Johan, Direktur Utama PT NHR, menjelaskan dalam persidangan bahwa perusahaan mereka tidak pernah kehilangan surat tanah tersebut. 

"Surat asli ada sama kami dan sudah menjadi barang bukti. Kami bahkan memiliki catatan mengenai pembelian tanah jalan masuk PT NHR yang menggunakan uang perusahaan, sebagaimana tercatat dalam alur pengeluaran uang perusahaan pada tahun 2006," ujar Johan.

Lebih lanjut, Direktur Keuangan PT NHR juga memberikan keterangan yang menjelaskan bahwa pengeluaran dana untuk pembelian lahan tersebut tercatat dengan jelas dalam berita acara serah terima di kantor Pekanbaru, dengan bukti pembayaran ganti rugi tanah untuk jalan masuk PT NHR. 

Berdasarkan penuturan ini, terungkap bahwa tindakan pemalsuan yang dilakukan oleh Ria Saprina berawal dari penerbitan surat ganti rugi atau SKGR yang seharusnya tidak ada perubahan, karena dokumen tersebut sesungguhnya tidak pernah hilang.

Sementara itu, Hendri Wijaya, mantan Direktur PT NHR, yang disebut-sebut terlibat dalam kasus ini, diketahui telah memanfaatkan surat tanah yang diterbitkan oleh Kades Ria Saprina untuk menguasai tanah yang seharusnya menjadi milik PT NHR. Tanah tersebut digunakan sebagai jalan akses masuk dan keluar perusahaan.

Akibat dari penerbitan surat tanah yang tidak sah ini, PT NHR mengalami kerugian yang tidak sedikit. Proses hukum ini berujung pada munculnya konflik internal yang sempat menyebabkan penutupan jalan operasional perusahaan. 

Dampaknya, PT NHR terpaksa menanggung kerugian hingga miliaran rupiah, dan operasi perusahaan terganggu.

Pihak PT NHR sebelumnya telah melaporkan dugaan pemalsuan surat tanah ini kepada pihak berwajib, dengan harapan agar para pelaku yang terlibat dalam pemalsuan dokumen ini dapat diberikan sanksi yang sesuai. 

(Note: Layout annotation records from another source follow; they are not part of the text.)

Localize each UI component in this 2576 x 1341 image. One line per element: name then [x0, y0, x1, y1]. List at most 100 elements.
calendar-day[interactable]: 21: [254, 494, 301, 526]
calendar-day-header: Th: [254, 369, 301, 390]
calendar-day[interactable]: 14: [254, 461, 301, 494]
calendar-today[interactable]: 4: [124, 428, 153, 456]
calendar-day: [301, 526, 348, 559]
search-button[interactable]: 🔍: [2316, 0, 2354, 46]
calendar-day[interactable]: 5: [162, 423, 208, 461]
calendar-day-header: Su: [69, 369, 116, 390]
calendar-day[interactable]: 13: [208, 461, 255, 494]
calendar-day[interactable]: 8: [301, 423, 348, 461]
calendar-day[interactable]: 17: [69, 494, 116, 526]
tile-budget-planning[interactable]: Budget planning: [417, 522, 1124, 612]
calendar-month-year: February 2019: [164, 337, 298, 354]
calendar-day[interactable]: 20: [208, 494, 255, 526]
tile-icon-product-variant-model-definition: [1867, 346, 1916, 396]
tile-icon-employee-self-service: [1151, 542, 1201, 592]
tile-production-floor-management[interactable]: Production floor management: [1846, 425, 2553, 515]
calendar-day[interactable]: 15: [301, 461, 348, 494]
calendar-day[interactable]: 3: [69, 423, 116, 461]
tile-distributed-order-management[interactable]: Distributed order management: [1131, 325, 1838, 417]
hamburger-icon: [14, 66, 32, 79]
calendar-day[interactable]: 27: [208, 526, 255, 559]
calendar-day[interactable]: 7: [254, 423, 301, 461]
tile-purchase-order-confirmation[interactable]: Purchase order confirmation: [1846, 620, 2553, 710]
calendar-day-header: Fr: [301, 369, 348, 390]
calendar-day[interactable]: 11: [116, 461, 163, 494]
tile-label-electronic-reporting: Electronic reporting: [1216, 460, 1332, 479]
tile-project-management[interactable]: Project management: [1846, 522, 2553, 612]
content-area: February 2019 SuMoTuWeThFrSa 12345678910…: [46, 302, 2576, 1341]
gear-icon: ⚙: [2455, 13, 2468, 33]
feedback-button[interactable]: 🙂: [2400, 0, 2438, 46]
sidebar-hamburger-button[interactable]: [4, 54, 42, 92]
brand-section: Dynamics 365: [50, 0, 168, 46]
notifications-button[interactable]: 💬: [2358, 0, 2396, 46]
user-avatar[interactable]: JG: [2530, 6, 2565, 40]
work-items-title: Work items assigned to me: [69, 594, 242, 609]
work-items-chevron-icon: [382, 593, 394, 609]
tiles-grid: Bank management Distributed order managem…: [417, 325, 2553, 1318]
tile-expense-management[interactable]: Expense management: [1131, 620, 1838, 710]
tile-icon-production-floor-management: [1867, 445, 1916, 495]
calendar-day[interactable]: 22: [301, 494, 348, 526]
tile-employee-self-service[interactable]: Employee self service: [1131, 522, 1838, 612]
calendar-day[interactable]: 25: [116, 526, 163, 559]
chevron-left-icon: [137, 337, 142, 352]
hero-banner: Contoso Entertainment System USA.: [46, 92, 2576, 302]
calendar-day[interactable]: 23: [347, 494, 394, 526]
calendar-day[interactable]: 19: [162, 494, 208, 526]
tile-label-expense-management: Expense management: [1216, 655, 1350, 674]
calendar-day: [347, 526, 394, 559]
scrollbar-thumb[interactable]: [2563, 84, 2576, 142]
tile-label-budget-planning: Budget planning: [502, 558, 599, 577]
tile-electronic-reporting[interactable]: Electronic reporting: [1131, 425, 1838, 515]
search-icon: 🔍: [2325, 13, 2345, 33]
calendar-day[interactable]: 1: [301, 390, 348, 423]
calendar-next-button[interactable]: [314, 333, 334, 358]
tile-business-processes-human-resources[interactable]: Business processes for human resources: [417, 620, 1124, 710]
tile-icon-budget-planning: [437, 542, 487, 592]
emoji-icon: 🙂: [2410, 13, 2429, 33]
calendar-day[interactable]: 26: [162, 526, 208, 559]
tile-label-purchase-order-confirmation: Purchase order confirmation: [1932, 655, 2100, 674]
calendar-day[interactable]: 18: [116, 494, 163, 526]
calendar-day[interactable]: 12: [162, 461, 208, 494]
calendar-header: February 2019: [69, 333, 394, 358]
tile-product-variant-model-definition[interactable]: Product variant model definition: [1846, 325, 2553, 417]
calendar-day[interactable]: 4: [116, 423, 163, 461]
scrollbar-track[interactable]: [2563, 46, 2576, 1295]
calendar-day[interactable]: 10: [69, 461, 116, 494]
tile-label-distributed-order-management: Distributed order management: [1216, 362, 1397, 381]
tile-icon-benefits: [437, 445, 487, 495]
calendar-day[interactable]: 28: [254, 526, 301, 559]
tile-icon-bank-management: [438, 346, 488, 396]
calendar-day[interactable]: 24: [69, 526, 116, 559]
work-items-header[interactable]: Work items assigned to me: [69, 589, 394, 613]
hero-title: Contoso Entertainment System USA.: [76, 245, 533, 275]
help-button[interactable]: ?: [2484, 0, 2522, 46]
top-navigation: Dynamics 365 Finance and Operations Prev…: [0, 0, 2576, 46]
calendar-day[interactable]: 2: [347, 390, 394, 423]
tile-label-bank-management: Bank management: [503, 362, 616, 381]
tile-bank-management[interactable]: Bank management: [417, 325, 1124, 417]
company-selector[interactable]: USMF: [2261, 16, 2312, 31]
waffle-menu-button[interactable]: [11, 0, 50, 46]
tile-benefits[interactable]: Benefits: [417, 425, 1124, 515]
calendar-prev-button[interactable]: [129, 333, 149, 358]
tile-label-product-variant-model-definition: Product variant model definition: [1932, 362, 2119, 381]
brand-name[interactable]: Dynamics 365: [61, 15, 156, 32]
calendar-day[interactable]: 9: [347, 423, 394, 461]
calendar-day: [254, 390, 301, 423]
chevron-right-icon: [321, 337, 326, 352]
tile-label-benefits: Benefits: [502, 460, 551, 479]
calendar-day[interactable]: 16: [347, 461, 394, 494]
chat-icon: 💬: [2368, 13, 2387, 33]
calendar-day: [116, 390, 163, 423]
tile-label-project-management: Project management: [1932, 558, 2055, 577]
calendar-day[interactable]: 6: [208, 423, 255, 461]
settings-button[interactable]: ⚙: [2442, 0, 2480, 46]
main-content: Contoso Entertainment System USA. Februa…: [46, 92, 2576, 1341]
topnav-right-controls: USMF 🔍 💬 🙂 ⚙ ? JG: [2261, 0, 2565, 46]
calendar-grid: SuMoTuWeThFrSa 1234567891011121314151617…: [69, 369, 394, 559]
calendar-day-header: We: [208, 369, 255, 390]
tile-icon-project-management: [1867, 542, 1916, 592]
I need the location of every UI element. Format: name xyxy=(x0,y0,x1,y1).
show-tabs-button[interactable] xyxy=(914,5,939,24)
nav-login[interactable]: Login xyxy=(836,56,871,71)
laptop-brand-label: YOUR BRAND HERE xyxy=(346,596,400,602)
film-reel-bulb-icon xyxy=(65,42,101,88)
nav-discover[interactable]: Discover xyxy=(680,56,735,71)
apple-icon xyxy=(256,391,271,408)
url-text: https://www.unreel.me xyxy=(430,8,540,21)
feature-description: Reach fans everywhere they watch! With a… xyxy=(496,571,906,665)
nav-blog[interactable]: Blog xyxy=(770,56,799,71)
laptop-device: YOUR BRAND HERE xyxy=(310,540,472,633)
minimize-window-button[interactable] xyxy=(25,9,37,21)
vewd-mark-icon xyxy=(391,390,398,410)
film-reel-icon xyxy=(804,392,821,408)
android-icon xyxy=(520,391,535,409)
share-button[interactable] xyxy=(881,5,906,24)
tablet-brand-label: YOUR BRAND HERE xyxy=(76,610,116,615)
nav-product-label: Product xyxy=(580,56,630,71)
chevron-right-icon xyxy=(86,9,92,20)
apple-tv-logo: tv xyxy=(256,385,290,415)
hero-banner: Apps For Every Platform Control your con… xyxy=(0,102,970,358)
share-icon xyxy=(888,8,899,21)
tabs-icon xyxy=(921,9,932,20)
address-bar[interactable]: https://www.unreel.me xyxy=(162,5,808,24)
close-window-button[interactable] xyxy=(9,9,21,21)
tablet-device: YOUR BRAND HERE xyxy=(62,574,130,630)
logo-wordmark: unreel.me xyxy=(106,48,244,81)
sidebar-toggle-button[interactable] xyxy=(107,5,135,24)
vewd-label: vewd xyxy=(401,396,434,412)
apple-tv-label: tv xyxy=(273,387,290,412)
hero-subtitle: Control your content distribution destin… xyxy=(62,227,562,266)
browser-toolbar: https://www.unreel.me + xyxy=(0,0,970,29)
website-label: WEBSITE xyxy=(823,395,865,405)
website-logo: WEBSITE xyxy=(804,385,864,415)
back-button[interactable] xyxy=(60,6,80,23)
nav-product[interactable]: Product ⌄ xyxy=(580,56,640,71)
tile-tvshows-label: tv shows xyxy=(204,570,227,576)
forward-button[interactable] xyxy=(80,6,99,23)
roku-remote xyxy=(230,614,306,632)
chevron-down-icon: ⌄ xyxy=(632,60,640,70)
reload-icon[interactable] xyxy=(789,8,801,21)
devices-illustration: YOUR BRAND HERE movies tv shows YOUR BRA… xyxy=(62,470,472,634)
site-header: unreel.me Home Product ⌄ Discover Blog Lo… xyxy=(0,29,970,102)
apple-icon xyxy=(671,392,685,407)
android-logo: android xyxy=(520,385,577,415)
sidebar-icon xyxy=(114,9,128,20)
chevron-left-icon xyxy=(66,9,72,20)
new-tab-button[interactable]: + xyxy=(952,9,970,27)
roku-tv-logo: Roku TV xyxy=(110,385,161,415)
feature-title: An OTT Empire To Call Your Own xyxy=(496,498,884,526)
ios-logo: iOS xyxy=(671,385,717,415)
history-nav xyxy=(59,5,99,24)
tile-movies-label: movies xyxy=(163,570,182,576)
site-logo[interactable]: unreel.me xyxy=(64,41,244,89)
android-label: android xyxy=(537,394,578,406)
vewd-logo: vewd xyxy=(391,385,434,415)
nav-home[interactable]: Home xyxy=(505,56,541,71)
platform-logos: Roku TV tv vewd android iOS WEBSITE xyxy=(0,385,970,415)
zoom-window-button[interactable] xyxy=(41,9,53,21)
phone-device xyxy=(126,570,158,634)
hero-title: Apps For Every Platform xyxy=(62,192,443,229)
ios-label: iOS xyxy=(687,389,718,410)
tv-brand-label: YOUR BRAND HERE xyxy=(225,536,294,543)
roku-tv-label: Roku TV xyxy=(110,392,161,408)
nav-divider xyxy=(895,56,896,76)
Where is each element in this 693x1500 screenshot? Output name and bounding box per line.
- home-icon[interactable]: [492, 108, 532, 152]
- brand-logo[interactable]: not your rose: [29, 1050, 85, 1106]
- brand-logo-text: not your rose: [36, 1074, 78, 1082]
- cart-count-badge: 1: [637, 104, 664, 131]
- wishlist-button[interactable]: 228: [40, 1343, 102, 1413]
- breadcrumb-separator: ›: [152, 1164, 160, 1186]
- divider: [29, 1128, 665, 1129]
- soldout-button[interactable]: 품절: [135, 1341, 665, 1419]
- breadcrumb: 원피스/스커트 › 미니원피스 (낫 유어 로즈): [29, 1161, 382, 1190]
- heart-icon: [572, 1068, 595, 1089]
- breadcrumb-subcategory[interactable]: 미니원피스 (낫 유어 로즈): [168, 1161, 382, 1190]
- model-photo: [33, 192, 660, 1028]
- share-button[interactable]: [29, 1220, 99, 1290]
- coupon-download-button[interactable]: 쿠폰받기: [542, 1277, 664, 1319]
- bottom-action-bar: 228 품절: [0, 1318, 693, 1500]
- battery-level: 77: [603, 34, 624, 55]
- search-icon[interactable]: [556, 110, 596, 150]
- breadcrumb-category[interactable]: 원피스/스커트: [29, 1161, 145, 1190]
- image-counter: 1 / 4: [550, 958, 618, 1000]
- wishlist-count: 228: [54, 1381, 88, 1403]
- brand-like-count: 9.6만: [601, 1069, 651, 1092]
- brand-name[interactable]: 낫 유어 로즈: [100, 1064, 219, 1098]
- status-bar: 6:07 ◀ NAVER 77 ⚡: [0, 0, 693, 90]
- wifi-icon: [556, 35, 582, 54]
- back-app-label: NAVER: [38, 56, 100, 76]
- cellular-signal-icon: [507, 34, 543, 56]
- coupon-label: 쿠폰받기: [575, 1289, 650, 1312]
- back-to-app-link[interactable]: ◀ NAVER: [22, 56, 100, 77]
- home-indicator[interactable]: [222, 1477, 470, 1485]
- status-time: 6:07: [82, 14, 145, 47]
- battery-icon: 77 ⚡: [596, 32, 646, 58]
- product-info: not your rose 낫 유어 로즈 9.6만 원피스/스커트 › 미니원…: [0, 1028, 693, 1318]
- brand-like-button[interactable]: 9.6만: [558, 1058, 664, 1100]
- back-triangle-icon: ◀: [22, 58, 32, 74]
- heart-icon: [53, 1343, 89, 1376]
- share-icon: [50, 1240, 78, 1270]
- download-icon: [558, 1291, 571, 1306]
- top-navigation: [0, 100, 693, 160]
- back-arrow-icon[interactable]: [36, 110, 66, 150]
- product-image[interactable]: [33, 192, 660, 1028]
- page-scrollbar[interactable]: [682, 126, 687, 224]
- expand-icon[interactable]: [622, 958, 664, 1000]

Kasus ini mendapat perhatian serius dari publik karena melibatkan pejabat desa yang seharusnya bertanggung jawab atas administrasi tanah dan aset masyarakat.

Tindak pidana pemalsuan surat tanah atau dokumen penting seperti yang dilakukan oleh Ria Saprina telah mengundang sorotan hukum yang cukup tajam. 

Berdasarkan keputusan pengadilan, Ria Saprina dijerat dengan Pasal 263 ayat (1) Jo Pasal 55 ayat (1) KUHP, yang mengatur tentang pemalsuan surat yang dapat merugikan pihak lain. 

Selain vonis penjara satu tahun, pengadilan juga memerintahkan agar terdakwa ditahan, sebagaimana tertuang dalam putusan yang telah dibacakan.